Wisdom Teeth

Removal of third molars (wisdom teeth) is the reason most people first visit us. Currently, there is little or no current known function to wisdom teeth and due to their position in the mouth, they can be difficult to keep clean. Debris and bacteria can gather around wisdom teeth causing pain. Additionally, wisdom teeth are frequently blocked from entering the mouth because of lack of space — a condition known as impaction. More than 90% of the population has or has had at least one impacted tooth. Varying degrees of impaction in which teeth are completely or partially covered by bone and gums can cause multiple problems if not removed. Problems arising from impacted teeth include pain, infection, crowding of teeth, loss of bone and gums, damage to adjacent teeth or other structures, and can contribute to health problems. Cyst or tumors may arise from a developing wisdom requiring larger, more extensive surgery.

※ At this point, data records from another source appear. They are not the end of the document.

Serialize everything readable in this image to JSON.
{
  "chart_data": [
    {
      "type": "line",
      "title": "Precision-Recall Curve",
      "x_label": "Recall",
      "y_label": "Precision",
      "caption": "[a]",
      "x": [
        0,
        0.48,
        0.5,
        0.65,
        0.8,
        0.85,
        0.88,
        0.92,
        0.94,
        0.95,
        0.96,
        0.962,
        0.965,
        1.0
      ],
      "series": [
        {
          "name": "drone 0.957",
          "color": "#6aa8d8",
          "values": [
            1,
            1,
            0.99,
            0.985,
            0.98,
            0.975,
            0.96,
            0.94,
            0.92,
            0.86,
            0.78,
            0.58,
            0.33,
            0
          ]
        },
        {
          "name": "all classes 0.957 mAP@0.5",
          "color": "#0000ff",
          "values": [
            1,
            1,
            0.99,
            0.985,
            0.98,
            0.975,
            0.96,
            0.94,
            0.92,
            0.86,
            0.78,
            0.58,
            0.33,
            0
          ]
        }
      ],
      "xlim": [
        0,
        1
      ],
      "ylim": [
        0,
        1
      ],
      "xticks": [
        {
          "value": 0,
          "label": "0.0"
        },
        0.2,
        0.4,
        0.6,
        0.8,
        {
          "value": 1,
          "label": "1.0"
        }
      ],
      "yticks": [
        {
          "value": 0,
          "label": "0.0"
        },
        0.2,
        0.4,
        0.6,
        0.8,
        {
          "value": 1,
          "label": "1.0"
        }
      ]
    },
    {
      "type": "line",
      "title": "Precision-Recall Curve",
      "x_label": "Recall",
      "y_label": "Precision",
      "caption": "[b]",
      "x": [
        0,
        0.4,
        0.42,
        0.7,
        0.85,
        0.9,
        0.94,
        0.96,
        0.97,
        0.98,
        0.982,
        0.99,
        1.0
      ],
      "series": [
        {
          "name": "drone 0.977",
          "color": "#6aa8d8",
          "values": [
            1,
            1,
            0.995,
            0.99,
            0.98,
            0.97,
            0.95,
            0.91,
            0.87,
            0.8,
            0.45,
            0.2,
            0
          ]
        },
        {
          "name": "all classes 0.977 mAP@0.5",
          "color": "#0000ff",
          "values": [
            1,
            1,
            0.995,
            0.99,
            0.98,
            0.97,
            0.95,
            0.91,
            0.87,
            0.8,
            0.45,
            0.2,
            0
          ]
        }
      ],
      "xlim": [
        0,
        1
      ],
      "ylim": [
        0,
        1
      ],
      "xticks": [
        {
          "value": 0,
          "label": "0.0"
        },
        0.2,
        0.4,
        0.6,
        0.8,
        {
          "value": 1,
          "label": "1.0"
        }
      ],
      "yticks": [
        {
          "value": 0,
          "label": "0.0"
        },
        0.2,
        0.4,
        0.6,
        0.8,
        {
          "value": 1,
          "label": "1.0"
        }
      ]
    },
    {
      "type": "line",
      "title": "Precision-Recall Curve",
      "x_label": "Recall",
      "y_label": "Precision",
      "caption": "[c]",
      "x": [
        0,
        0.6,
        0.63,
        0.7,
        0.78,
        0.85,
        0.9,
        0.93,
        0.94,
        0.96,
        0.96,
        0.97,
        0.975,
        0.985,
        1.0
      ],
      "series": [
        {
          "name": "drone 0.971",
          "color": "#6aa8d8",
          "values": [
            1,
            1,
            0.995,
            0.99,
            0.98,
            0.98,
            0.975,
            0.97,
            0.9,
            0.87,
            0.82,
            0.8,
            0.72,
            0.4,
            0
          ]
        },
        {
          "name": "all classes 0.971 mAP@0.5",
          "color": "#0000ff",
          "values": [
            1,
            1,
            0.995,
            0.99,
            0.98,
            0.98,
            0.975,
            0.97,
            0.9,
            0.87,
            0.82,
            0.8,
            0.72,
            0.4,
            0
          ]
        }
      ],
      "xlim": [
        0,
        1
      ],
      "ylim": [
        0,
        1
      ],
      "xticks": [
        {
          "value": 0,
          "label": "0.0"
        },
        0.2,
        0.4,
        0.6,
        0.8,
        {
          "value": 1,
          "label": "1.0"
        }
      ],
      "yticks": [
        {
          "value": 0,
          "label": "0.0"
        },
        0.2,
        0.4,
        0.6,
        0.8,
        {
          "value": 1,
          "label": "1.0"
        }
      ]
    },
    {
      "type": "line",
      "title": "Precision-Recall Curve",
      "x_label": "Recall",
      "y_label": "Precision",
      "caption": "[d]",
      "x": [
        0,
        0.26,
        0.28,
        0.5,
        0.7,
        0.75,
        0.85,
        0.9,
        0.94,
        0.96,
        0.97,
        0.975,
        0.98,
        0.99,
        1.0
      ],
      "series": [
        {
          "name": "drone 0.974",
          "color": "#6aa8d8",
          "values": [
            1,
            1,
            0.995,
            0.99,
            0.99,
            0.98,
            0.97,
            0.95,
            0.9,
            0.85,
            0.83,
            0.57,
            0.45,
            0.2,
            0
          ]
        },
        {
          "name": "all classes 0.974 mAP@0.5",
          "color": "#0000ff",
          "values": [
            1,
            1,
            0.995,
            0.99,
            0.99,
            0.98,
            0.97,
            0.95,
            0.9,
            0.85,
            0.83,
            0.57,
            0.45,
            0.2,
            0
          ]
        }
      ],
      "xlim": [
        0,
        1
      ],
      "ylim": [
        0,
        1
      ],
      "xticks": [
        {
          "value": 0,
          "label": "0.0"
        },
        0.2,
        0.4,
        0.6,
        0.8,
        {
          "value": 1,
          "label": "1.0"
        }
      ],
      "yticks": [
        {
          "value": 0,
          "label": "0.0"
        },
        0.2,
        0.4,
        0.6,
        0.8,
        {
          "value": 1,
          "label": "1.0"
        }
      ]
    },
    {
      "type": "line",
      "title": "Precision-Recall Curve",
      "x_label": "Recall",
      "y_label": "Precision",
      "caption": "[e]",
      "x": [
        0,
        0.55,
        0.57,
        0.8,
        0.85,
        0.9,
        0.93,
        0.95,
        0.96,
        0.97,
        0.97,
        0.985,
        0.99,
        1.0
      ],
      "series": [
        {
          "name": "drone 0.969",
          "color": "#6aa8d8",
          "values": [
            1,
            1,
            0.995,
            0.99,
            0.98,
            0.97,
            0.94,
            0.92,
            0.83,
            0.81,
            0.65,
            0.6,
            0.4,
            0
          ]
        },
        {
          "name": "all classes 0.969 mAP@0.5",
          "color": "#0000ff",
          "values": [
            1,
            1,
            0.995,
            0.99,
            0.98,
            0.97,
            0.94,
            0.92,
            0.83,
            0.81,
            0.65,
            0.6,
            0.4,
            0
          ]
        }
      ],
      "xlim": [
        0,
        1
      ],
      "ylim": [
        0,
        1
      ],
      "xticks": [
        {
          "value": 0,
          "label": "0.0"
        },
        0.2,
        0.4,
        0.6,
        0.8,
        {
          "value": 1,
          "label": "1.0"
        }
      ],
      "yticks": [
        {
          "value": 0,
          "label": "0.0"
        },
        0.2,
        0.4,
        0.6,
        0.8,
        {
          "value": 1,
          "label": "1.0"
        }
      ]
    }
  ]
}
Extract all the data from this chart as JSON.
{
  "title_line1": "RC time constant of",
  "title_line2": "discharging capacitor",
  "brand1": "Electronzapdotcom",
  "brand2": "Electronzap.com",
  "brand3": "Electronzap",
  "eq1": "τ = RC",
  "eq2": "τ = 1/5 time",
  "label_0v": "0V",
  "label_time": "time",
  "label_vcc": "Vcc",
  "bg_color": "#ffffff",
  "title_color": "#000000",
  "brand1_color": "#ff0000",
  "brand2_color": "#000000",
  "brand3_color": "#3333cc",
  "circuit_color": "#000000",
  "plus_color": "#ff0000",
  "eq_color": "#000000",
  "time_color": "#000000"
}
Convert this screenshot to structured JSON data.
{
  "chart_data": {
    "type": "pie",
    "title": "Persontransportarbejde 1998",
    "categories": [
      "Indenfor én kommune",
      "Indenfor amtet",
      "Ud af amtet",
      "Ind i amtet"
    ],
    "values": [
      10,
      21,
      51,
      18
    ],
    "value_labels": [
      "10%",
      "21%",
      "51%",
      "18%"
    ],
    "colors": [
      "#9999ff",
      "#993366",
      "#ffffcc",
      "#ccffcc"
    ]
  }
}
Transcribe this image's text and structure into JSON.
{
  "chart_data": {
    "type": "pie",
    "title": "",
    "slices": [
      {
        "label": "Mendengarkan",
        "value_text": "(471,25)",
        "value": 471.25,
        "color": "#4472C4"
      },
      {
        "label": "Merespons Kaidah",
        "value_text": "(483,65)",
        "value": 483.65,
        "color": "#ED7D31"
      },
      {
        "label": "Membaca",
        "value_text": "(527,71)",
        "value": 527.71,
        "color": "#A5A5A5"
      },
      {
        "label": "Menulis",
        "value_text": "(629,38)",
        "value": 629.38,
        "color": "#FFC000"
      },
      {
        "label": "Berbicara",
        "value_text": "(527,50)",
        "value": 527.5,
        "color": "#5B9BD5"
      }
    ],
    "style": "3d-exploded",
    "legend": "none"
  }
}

Recommendations and Treatment

A short consultation involving an oral and radiographic exam should be done to evaluate the position of the wisdom teeth and potential issues. Your surgeon will explain the procedure and the recovery from wisdom teeth extraction as well as answer any questions you may have. Removal of wisdom teeth is an outpatient procedure routinely done in our office under general anesthesia. To perform surgery, your updated health history is required. Patients must not eat or drink for at least six hours prior to the procedure and need an adult escort for transportation to and from the surgery site.

Outcomes are good and complications are difficult to predict;however, the longer the wisdom teeth remain the more likely they are to cause problems. The best prevention is removal of wisdom teeth during the teen years while the roots are developing, which tends to create less discomfort and reduced healing time.